– Долг, не долг, а плата вам причитается! Завтра же зарубим порося и принесем, как пить дать!
– Прошу вас, не нужно никого рубить.
– Как же это, мастер Регис? Скромность ваша нам ни к чему!
– Господа, – устало вздыхает он. – Вы, должно быть, не осведомлены, что с городскими властями у меня договорённость. Я осуществляю медицинскую деятельность безвозмездно, проще говоря, в оплате за неё не нуждаюсь. Цирюльня и без того приносит мне более чем достойный доход.
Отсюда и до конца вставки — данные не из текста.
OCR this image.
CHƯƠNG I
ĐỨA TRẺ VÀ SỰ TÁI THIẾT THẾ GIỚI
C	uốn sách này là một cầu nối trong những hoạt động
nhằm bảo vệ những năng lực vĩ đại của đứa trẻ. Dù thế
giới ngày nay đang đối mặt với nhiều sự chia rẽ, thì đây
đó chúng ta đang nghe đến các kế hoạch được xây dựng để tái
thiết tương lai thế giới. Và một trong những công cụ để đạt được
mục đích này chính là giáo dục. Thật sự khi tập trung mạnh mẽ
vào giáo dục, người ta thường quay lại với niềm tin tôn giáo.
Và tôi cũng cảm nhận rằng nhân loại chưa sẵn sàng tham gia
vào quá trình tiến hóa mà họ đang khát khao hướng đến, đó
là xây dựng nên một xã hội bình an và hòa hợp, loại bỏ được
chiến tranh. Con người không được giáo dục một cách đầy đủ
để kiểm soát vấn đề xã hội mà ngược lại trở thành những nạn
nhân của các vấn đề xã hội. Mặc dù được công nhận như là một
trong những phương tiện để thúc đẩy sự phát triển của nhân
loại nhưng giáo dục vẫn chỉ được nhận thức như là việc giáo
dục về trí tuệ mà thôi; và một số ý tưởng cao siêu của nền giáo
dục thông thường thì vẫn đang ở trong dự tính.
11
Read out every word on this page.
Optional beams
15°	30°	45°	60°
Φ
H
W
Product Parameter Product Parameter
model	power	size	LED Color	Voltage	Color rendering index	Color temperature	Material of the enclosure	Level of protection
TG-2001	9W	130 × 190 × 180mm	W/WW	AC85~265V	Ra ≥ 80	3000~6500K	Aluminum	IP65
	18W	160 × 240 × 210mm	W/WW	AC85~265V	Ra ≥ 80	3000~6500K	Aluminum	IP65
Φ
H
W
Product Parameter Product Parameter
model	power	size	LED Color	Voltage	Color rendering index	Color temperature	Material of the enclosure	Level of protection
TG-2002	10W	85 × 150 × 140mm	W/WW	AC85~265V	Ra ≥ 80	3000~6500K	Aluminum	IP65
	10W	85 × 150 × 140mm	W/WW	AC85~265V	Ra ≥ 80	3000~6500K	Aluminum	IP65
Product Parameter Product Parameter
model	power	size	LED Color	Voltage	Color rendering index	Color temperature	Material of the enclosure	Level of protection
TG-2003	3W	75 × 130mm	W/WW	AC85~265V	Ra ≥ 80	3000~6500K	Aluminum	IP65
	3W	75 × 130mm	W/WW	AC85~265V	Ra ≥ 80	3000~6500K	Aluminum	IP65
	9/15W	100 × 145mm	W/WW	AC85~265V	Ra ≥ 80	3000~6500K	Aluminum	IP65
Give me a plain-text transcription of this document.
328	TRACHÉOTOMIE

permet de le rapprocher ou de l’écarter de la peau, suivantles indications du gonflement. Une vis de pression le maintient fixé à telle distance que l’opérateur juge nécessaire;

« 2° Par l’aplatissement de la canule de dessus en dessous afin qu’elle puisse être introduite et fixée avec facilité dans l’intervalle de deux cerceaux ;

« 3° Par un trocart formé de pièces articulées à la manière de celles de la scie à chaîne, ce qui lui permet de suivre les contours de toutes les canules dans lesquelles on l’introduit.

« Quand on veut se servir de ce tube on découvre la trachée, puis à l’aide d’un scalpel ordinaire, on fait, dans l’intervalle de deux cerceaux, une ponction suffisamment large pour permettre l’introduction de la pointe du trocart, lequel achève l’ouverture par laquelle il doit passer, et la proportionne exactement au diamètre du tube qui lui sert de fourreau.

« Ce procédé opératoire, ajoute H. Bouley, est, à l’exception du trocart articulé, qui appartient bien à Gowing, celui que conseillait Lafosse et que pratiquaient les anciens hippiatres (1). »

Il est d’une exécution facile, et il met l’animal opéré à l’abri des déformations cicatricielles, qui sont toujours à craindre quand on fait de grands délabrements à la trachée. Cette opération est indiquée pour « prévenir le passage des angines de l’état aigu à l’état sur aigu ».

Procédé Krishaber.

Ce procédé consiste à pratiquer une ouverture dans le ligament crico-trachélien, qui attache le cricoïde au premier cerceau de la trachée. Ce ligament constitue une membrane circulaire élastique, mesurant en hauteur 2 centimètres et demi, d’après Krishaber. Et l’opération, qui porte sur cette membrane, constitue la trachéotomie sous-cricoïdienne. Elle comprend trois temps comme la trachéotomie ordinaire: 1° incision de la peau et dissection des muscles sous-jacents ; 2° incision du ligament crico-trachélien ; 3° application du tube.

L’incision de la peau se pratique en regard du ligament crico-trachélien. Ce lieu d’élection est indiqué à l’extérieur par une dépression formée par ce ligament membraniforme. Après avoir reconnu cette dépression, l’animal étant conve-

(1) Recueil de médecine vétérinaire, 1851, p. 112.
– Знаем, как же. Ну, воля ваша, господин лекарь, – гудит басом плечистый крестьянин. – Да хранит вас Мелитэле. Не иначе, как её рука послала вас в эту глушь, нам на счастье.
– Вовек не забуду, – икнув, повторяет заплаканная женщина и наконец отпускает его руку.
Стоя на рабочем – в отличие от основного, отведённого под вход лавки – крыльце своего домика, Регис долго смотрит, как она удаляется вместе с толпой других крестьян вслед по пыльной дороге, только-только порозовевшей от первых лучей нового дня. Дня, который начнётся и закончится так же, как и все остальные. Бесконечным спасением жизней.
Дня, который расписан буквально по минутам. В Диллингене, где он не так давно устроился, с этим удивительный порядок, в отличие от непредсказуемой атмосферы Аттре. Обычно самым нелёгким выдаётся утро, как назло, сегодня начавшееся особенно рано. Утром приходят матери с детьми, приводят беременных и рожениц. К полудню подтягивается освободившийся от полевых работ молодняк с разного рода порезами и вывихами. Если повезёт, до вечера может выдаться короткий перерыв на обед – правда, его скоро прерывает новый поток крестьян. Страдающих от мигреней и спазмов, стенающих со словами «мастер Регис, у меня чевой-то гузно крутит вторую неделю», а порой и едва стоящих на ногах, но не от боли, а от злостного похмелья.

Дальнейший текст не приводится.